Rosalind laughed modestly. "Is he really?"

"Yeah," Cassie said. "Yeah, he is."

She pretended to think about it. "Well…I suppose if you were the one chasing him, then the affair wasn't really his fault. It might not be fair to make him suffer for it."

"I guess I was." I could hear the humiliation, stark and uncamouflaged, in Cassie's voice. "I was the…I was always the one who initiated everything."

"And how long has this been going on?"

"Five years," Cassie said, "off and on." Five years earlier Cassie and I had never met, hadn't even been posted in the same part of the country, and I realized suddenly that this was for O'Kelly's benefit, to prove herself a liar in case he had any lingering suspicions about us; realized, for the first time, quite what a fine and double-edged game she was playing.

"I would need to know it was over, of course," Rosalind said, "before I could think about covering up for you."

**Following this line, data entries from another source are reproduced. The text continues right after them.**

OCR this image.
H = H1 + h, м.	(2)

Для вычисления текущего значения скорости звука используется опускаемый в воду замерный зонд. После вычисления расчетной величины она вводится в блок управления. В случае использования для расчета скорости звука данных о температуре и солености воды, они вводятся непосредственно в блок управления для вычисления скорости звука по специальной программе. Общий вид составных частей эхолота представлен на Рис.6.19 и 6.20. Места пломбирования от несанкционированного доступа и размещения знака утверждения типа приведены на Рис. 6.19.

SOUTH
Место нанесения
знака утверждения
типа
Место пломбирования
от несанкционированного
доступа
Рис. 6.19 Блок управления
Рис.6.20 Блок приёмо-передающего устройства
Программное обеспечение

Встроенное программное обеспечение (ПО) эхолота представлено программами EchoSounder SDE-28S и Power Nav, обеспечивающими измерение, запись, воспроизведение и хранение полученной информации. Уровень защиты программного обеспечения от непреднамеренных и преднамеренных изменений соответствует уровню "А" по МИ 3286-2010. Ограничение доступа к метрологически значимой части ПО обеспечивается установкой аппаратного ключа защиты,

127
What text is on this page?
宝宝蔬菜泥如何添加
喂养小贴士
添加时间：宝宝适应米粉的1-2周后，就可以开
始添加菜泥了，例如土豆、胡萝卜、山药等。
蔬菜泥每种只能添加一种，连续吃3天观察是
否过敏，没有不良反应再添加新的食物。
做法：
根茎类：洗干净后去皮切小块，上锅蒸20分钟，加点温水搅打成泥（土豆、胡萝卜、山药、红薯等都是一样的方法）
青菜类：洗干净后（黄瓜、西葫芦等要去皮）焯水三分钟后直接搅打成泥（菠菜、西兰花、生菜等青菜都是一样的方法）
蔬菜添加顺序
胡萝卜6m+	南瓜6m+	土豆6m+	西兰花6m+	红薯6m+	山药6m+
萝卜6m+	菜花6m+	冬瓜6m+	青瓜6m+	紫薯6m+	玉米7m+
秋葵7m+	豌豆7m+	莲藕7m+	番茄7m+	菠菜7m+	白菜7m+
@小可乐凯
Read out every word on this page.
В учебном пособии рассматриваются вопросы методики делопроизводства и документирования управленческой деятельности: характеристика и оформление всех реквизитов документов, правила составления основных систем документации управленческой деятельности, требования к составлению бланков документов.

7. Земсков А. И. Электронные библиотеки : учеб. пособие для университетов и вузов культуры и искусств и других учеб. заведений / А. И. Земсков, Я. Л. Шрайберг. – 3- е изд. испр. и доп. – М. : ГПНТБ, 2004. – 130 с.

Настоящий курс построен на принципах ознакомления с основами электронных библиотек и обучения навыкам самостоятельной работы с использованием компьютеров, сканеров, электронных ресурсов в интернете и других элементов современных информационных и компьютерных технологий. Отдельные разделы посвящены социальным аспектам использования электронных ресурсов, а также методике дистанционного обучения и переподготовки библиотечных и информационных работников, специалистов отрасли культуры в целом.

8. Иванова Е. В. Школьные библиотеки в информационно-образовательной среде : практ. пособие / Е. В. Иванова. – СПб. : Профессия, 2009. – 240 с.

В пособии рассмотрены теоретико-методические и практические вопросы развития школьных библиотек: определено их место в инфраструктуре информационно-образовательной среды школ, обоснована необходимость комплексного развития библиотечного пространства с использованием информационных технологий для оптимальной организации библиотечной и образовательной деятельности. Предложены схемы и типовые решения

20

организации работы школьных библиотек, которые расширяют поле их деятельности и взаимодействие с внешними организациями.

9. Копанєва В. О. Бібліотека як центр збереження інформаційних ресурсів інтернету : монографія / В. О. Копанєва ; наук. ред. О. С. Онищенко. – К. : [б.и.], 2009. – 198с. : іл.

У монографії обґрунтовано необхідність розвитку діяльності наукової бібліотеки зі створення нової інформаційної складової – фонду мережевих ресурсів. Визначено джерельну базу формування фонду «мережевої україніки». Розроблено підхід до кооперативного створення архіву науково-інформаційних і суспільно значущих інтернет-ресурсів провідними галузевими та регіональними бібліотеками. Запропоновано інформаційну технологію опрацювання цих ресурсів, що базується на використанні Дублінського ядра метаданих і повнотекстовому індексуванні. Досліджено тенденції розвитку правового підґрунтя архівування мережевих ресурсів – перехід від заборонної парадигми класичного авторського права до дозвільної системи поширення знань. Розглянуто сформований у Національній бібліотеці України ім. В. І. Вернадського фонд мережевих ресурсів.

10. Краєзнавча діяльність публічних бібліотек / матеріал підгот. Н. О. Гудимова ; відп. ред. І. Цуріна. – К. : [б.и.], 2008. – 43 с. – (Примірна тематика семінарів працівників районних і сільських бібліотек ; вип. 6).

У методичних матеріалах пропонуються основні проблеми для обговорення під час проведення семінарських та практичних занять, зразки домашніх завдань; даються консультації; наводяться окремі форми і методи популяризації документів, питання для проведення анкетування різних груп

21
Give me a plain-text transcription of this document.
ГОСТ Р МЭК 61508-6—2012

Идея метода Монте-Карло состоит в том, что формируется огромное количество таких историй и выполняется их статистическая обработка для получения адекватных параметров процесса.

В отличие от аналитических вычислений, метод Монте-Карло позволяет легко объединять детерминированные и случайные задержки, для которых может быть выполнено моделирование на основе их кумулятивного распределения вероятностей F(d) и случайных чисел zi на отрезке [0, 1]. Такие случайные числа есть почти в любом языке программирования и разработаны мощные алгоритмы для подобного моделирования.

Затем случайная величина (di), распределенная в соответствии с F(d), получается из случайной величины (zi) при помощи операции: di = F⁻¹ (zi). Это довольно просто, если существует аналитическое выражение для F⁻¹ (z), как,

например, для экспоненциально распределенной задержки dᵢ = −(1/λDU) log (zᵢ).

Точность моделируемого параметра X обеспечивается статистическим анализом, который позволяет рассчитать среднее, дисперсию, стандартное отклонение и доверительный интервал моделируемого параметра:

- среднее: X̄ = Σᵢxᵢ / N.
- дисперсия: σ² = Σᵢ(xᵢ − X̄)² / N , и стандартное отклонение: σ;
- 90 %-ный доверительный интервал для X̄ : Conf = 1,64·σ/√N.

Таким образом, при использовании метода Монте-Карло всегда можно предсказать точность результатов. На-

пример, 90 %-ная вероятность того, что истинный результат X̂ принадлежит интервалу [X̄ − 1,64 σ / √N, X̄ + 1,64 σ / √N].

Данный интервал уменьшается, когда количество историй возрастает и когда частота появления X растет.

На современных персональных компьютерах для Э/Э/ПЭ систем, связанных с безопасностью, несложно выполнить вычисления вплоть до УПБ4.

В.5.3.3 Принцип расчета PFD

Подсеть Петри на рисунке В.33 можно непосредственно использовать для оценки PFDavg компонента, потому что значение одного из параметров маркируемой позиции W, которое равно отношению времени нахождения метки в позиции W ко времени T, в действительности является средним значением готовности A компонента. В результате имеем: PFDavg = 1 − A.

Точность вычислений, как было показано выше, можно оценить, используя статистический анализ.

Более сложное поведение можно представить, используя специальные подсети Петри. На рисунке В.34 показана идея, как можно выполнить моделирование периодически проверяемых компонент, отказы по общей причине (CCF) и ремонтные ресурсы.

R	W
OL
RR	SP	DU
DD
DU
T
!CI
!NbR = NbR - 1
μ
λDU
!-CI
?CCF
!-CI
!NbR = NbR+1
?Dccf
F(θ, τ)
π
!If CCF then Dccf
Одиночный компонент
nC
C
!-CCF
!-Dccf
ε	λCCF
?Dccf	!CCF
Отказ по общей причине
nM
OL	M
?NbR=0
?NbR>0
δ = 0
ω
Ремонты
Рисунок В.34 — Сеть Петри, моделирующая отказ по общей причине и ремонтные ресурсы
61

"It's already over. I swear, it is. He…he ended it a couple of weeks ago. For good, this time."

"Oh? Why?"

"I don't want to talk about it."

"Well, that's not really your choice."

Cassie took a breath. "I don't know why," she said. "That's the honest-to-God truth. I've tried my best to ask him, but he just says it's complicated, he's mixed up, he's not able for a relationship right now-I don't know if there's someone else, or… We're not speaking to each other any more. He won't even look at me. I don't know what to do." Her voice was trembling badly.

"Listen to that," O'Kelly said, not quite admiringly. "Maddox missed her calling. Should've gone on the stage."

But she wasn't acting, and Rosalind smelled it. "Well," she said, and I heard the tiny smirk in her voice, "I can't say I'm surprised. He certainly doesn't talk about you like a lover."

"What's he say about me?" Cassie asked, helplessly, after a second. She was flashing her unarmored spots to draw the blows; she was deliberately letting Rosalind hurt her, maul her, delicately peel back layers of pain to feed on them at her leisure. I felt sick to my stomach.